Cheaper 3D printers with ‘plug and print’ functionality will cause shipments to double every year between 2015 and 2018, according to new research from Gartner, which also predicts strong enterprise demand as the technology matures.
Around 108,151 3D printers were shipped during 2014, a figure which is set to increase to 217,350 by 2015 and will reach 2.3 million units within four years, creating a $13.4 billion market.
Analysts believe that consumer demand will be primarily driven by cheaper, better performing and more widely available equipment, while enterprises will begin to see 3D printing as a viable way of creating prototypes, with lower costs and wider range of high quality materials also making such investments attractive.
“As radical as the forecast numbers may seem, bear in mind that even the 2.3 million shipments that we forecast will be sold in 2018 are a small fraction of the total potential market of consumers, businesses and government organisations worldwide.”
Material extrusion printers currently account for the vast majority of these project shipments with startups and smaller businesses taking advantage of low barriers to entry to create printers for less than $500. HP is among the larger tech firms expected to make a strong push into the enterprise market, but has not yet revealed full details of its plans.
However, Gartner questions whether these firms can generate enough revenue to fund services, sales, channel development and future development costs.
“The high material extrusion shipment growth numbers are basically driving the 3D printer forecast,” adds Basiliere. “New providers are entering the market, sometimes directly, sometimes through crowdfunding campaigns, on what seems like a daily basis. These providers are leveraging the expiration of early extrusion technology patents to make low-cost, low-priced devices targeted mainly at consumers.”

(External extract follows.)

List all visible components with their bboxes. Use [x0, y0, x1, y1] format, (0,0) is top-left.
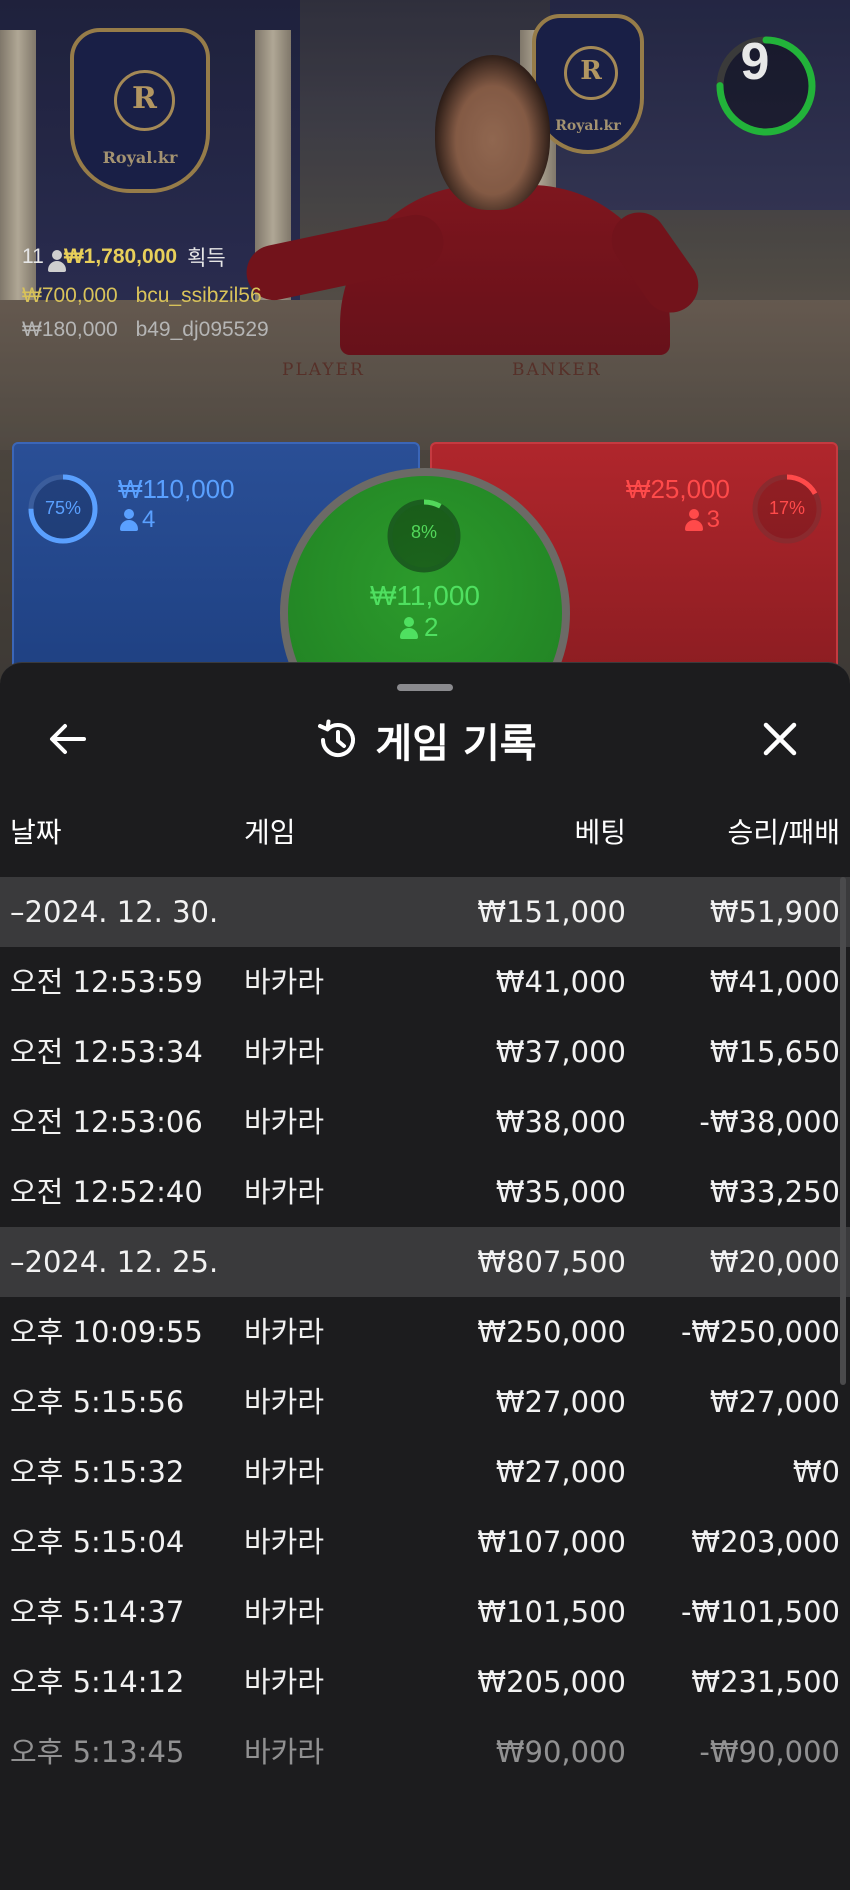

Many of these will feature plug and print features that use standard materials, similar to conventional 2D printer ink cartridges, making it more likely that consumers can successfully create a 3D-printed product. Such printers, costing less than $1,000, will account for ten percent of the market by 2016.
“This trend will accelerate as the market consisting primarily of early adopters who grew up with an open-source approach without lock-ins evolves into a market in which average consumers dominate,” adds Basiliere. “While the early adopters will rage at the perversion of the 3D printer open-source ethos, the vast majority of mainstream consumers will demand the simple and consistent operation that ‘plug and print’ can provide them.”